Here, it is crucial that AlphaZero is based on a Deep Neural Network (DNN) which essentially means that the network consists of many layers of, mostly, different types (regarding how the information is collected and processed). This allows such networks to subdivide the evaluation problem to a large (and flexible) number of elements it can process separately and then combine the results to a final answer.

If the Network was too flat (standard NN with small number of layers) it would simply smoothly extrapolate the knowledge it has learned from the examples. While this works fine (for over 30 years alredy) in simple tasks like recognition of hand-written letters it fails in more subtle problems when many details must be put together in a complex way. Think of animal recognition. Sometimes you have a large cat positioned frontally but in bad light or shadow, sometimes a small cat rolling on its back, and so on. You must learn which elements are crucial for deciding that "it is a cat".

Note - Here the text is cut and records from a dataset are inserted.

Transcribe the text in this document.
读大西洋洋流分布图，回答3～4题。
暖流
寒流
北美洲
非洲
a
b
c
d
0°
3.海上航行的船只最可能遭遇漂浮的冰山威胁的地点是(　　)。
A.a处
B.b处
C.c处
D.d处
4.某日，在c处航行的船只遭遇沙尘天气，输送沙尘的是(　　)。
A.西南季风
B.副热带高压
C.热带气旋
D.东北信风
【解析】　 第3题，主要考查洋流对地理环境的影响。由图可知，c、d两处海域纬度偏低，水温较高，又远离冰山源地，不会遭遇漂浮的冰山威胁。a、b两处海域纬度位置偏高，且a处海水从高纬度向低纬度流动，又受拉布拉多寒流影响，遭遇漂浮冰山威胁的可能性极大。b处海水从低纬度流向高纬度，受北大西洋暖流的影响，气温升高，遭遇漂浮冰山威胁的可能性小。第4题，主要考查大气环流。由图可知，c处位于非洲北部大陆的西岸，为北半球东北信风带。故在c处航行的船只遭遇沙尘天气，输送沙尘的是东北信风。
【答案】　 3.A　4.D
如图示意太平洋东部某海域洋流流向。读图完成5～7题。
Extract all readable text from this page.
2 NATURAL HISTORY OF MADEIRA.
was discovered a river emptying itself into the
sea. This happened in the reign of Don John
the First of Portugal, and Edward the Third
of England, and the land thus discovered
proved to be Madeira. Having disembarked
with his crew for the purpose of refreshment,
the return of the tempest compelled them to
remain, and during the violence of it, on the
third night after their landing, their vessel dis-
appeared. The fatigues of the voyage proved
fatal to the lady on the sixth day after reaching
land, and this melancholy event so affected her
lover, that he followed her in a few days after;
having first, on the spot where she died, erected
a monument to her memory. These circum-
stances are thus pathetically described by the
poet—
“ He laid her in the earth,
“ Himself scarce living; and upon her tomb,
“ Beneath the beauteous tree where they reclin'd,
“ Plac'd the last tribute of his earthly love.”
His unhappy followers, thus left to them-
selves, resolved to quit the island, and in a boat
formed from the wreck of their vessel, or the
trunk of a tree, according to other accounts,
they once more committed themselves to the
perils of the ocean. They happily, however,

This requires the subdivision of the problem into many small pieces and subsequent gathering of the pieces of information to reach a conclusion. This process (division, gathering) can be repeated several times. In DNNs both these functions can be guaranteed both automatically by suitable learning algorithms and manually by choosing special types of layers and their connections by the designer. It is the power of DNNs that they can organize their information flow very flexibly -- as this is usually not possible to a priori define which subtasks should be performed.

AlphaZero does the same: it analyses not only the full position itself of which there are so many possibilities that it would never learn to reach proper conclusions by simply extrapolating its limited knowledge. It analyses also subgroups of pieces, local configurations and learns to understand features like e.g. pin, fork, etc. Then, it combines plenty of such pieces of information to obtain a global picture and find the total position estimate. The way AZ does it is pretty flexible and dynamical.